ForbesScott Mendelson believes that The Great Gatsby will either tank or open flat or underwhelmingly next weekend. Not because the film is a problem in and of itself (although the consensus among those who attended Thursday night’s Gatsby premiere is not encouraging), but because the the release date of May 10th (or the 2nd weekend in May) exudes some kind of spooky mood pocket vibe that kills or wounds big Warner Bros. movies.

“The proverbial ‘second weekend of summer’ has been a pit stop for one high profile Warner Bros. disaster after another,” Mendelson writes. “It has given them almost nothing but pain for 15 years.” And yet, he adds, the second weekend of summer “isn’t completely cursed. There have been any number of smaller-scale pictures that had flourished, mostly because they didn’t need to be blockbusters to succeed.

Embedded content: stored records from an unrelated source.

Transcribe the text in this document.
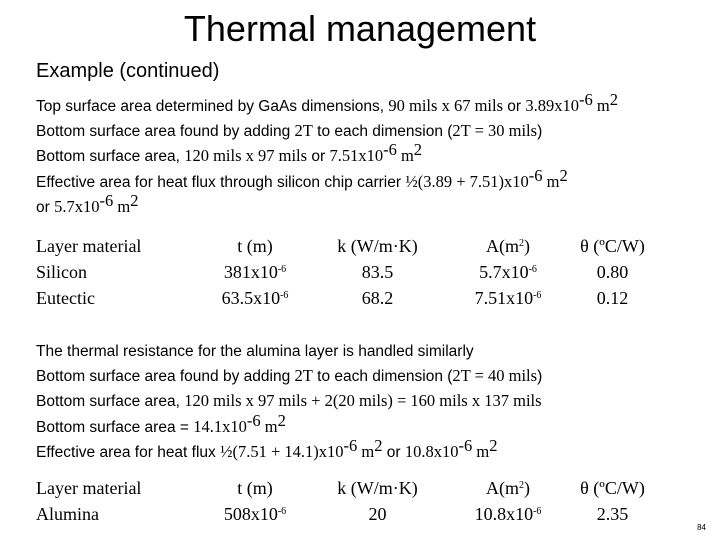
Thermal management
Example (continued)
Top surface area determined by GaAs dimensions, 90 mils x 67 mils or $3.89x10^{-6}$ $m^2$
Bottom surface area found by adding 2T to each dimension (2T = 30 mils)
Bottom surface area, 120 mils x 97 mils or $7.51x10^{-6}$ $m^2$
Effective area for heat flux through silicon chip carrier ½(3.89 + $7.51)x10^{-6}$ $m^2$
or $5.7x10^{-6}$ $m^2$
Layer material	t (m)	k (W/m·K)	$A(m^2)$	θ (ºC/W)
Silicon	$381x10^{-6}$	83.5	$5.7x10^{-6}$	0.80
Eutectic	$63.5x10^{-6}$	68.2	$7.51x10^{-6}$	0.12
The thermal resistance for the alumina layer is handled similarly
Bottom surface area found by adding 2T to each dimension (2T = 40 mils)
Bottom surface area, 120 mils x 97 mils + 2(20 mils) = 160 mils x 137 mils
Bottom surface area = $14.1x10^{-6}$ $m^2$
Effective area for heat flux ½(7.51 + $14.1)x10^{-6}$ $m^2$ or $10.8x10^{-6}$ $m^2$
Layer material	t (m)	k (W/m·K)	$A(m^2)$	θ (ºC/W)
Alumina	$508x10^{-6}$	20	$10.8x10^{-6}$	2.35
84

The Great Gatsby “isn’t traditional counter-programming,” he notes. ‘Yes it’s a literary period piece drama in a summer of fantasy adventures, but it’s also a $120 million 3D spectacle. Correlation isn’t causation, but history is not on the side of Baz Luhrmann’s latest adaptation. Obviously the film may very well under-perform in the states only to flourish overseas. But purely from a domestic point of view, it seems beyond odd that Warner Bros. seems to keep tempting fate by attempting to open expensive summer movies during a period where audiences have rejected their pictures in favor of the summer kick-off film again and again.

“If the pattern holds, The Great Gatsby is doomed.”